If you read Part 1 and Part 2, you’ve seen evidence of the dramatic instructional shift that has taken place in our school toward STEM-infusing our elementary classrooms. I won’t pretend that we’ve arrived at some extraordinary final goal, that we have it all figured out, or that our staff is completely comfortable with this drastic pedagogical change. However, in this now two-year-old process, we are further along in the transition than we expected to be. In fact, I can confidently say that every teacher has moved in this direction whether by leaps and bounds or by cautious baby steps, and we have been careful to maintain that progress is our only expectation. In doing this, we’ve found that our teachers have not only discovered the value of STEM-integration, but also implemented it willingly. Because of that, I’ve frequently been asked this question: How do you get teacher buy-in? In this final post, I’ll share several factors that I believe played a role in developing a culture of acceptance for STEM-infusing the elementary classroom.
In our school system, the concept of STEM was first introduced by adding a STEM lab to each school. At the elementary level, the students attended STEM once a week as part of their special areas schedule. As the STEM teacher, I planned and implemented cross-curricular STEM lessons, giving students a baseline understanding of the STEM habits of mind, as well as the impact STEM could have on their futures. Students, who were quickly engaged by the interactive lessons, embraced STEM immediately. As students began to excitedly share what they were doing in STEM class with their homeroom teachers, it opened the door for conversation among the faculty. In this regard, the fact that our district administration believed in the importance of STEM enough to fund a position for a STEM teacher was the first step in getting our teachers to buy in. The teachers felt they had the resources and support from the administration, instead of a mandated program.
In the very early days of our STEM class, it occurred to us that parent involvement would be our most precious resource. Therefore, we compiled an email contact list of all parents who were willing to volunteer in STEM class or help us gather resources for the STEM lab. We also created a blog where we posted pictures of students doing their STEM projects. As a result of these two forms of communication with parents, we had dozens of parents volunteering regularly, we collected an abundance of materials (everything from cardboard tubes to Legos), and our parent-teacher organization even raised enough money to purchase 10 iPads for the STEM lab. Just by publicizing what we were doing and bringing parents on board, a tone of appreciation and support for STEM became a part of our school’s culture.
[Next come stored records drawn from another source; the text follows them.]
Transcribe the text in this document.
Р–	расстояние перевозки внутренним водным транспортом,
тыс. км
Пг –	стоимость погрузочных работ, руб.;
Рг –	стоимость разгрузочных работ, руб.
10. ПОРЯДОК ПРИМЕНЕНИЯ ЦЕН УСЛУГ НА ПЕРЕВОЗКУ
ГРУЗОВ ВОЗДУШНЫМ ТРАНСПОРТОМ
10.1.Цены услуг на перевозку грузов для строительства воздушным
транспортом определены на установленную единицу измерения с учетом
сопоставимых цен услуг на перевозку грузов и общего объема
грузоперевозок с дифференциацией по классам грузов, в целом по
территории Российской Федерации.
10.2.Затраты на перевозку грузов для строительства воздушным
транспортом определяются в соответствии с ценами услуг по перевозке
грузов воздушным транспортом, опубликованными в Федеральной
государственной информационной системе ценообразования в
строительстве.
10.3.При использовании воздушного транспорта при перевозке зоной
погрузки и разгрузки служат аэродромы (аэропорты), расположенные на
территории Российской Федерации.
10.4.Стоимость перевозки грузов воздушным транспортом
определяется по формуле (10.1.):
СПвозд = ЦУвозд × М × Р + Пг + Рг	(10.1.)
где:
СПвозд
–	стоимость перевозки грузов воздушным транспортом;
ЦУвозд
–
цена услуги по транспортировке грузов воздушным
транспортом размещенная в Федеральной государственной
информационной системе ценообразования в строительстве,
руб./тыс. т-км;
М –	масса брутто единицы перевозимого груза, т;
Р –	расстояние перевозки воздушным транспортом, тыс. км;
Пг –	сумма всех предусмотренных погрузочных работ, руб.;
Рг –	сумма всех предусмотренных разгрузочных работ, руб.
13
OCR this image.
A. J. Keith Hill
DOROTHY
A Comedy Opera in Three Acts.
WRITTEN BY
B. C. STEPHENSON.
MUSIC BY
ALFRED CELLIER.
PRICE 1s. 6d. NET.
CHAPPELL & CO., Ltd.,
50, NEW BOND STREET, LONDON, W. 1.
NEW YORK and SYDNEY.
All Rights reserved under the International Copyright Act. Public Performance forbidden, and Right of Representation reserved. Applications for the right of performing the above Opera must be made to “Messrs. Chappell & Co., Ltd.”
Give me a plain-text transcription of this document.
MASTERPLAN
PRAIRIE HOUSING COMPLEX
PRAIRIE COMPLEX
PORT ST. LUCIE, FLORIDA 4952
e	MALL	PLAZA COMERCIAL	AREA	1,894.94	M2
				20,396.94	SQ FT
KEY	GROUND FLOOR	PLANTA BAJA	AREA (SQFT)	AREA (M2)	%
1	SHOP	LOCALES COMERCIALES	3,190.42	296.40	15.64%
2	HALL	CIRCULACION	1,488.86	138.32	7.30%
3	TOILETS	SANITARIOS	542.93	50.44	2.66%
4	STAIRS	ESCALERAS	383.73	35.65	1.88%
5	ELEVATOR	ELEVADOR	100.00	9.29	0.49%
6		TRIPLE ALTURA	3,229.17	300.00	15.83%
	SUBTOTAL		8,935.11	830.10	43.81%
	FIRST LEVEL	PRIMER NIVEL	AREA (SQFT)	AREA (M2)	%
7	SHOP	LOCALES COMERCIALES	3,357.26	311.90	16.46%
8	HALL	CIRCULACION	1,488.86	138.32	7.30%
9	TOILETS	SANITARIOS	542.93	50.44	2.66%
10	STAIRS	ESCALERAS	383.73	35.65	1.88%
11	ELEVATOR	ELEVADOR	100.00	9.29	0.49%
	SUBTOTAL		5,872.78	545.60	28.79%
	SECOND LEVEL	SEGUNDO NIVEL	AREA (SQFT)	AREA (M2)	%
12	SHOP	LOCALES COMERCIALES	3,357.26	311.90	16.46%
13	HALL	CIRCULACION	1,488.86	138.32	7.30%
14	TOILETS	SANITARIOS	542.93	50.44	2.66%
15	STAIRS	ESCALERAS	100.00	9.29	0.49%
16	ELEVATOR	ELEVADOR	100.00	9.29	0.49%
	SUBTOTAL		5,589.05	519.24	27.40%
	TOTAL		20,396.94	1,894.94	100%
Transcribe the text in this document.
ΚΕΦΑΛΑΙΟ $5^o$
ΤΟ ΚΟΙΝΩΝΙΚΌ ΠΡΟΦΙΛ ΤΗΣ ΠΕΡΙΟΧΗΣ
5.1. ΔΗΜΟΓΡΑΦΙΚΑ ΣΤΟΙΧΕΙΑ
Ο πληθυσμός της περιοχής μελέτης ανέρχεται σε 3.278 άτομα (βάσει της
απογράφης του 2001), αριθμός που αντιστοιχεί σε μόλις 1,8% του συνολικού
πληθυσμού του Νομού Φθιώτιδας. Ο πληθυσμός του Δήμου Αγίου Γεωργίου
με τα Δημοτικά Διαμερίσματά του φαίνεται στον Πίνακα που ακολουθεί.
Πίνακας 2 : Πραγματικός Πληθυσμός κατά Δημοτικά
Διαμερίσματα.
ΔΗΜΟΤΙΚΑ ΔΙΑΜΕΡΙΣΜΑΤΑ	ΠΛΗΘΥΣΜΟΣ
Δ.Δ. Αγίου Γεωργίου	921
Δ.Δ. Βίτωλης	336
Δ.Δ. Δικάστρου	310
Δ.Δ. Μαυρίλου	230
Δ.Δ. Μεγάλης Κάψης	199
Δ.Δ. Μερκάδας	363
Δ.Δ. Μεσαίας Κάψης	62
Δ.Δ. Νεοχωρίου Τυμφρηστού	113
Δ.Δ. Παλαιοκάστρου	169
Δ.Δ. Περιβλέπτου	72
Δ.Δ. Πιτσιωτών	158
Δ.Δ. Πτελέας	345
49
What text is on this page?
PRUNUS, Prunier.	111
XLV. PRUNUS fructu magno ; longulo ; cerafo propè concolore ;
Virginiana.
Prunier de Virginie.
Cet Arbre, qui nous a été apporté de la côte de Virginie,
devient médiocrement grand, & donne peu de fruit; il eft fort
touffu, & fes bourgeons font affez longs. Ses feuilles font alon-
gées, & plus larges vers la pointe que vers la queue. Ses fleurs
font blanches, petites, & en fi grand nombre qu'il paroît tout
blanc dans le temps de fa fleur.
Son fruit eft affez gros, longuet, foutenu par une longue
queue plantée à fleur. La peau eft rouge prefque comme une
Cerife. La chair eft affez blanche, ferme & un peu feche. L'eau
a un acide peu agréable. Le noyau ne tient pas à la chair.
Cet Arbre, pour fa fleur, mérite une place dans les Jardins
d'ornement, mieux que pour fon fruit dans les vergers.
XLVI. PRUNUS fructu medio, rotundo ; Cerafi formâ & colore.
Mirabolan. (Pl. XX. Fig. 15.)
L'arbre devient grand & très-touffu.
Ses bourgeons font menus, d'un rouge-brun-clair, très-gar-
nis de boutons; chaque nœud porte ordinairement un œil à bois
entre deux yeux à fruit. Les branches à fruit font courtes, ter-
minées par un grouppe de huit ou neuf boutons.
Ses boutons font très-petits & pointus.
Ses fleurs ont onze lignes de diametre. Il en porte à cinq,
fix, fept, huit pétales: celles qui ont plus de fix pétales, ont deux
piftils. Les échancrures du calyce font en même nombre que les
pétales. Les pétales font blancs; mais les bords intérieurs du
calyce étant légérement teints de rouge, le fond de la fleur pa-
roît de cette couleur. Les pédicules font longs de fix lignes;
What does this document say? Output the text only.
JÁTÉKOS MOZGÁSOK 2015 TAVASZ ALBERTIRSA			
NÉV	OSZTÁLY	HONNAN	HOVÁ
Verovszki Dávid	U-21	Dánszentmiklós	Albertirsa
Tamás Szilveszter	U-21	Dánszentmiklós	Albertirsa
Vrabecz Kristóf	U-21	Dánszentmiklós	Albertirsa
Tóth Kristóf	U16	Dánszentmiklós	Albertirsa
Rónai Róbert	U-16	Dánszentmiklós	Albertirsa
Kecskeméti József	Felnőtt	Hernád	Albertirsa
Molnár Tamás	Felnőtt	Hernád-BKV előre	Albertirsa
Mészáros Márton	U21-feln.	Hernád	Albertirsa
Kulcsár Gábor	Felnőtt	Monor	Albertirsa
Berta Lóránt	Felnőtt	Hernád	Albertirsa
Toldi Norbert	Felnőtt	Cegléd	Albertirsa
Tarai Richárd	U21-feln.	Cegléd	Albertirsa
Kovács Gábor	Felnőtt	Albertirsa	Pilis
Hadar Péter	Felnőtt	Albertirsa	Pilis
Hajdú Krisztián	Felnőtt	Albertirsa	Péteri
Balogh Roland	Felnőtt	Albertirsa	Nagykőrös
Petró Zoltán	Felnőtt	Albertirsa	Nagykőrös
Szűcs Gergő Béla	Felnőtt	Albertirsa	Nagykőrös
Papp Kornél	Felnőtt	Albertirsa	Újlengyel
At the beginning of our second year of having a STEM class in the school, a colleague and I introduced the concept of STEM integration to the faculty. We had learned about a high school where students were presented with a challenge or scenario at the beginning of a semester and all content area teachers helped students gain pieces of information needed to design a solution throughout the term. We felt that this same concept could be applied at the elementary level but within a shorter time frame. After casting a vision for STEM-infusion, highlighting the need to teach 21st century skills, and providing sample STEM-infused lessons, each teacher set a goal for the year. Some wanted to observe STEM-integration in other classrooms, others agreed to try a project or two, while still others planned to implement STEM-infusion on a regular basis. Again, the expectation was not that the teachers met a minimum requirement, but that they would take steps toward moving in that direction. Consequently, most were further along in the process at the end of the year than they originally intended to be.
Sharing resources and providing support:
At this point in the transition, the STEM classroom became a resource for teachers. They came to borrow materials, to brainstorm ideas, to plan lessons, etc. In one particularly exciting incident, a teacher who was very concerned about transforming her instruction came to me for help. We sat down together and looked at the material she would be teaching and began to co-plan a unit using the conceptual approach (discussed in part one). I spent short blocks of time over the next couple of days in her classroom, sometimes teaching while she observed, and others supporting her while she taught. The very next week, I walked into her classroom to find her students participating in a new STEM-infused lesson that she had designed. With a little bit of scaffolding, she developed the confidence to step outside of the way she had always taught.
Teacher trust and autonomy:
This last element that continues to foster teacher buy-in with STEM-infusion has been essential. Our school administrators trust in the professional skills of the teachers. They give us the freedom to make instructional decisions based on the individual needs of our students. They lead us by complimenting our strengths and making helpful suggestions to improve our weaknesses. Because of that, we have not felt pressure to make sweeping changes all at once. Instead, we have felt supported as we have tweaked and tested STEM-infusion. This atmosphere of trust and autonomy is a prerequisite for positive change.
Perhaps these factors contributing to the success we have had so far with teacher buy-in are not all together unique to STEM-integration. Many of them would work for any school transition that requires a mindset shift for all stakeholders. As far as we have come, we have forever to go. This process is part of a limitless transition towards more student-centered, thought-inspiring, and challenge-based learning opportunities for our students.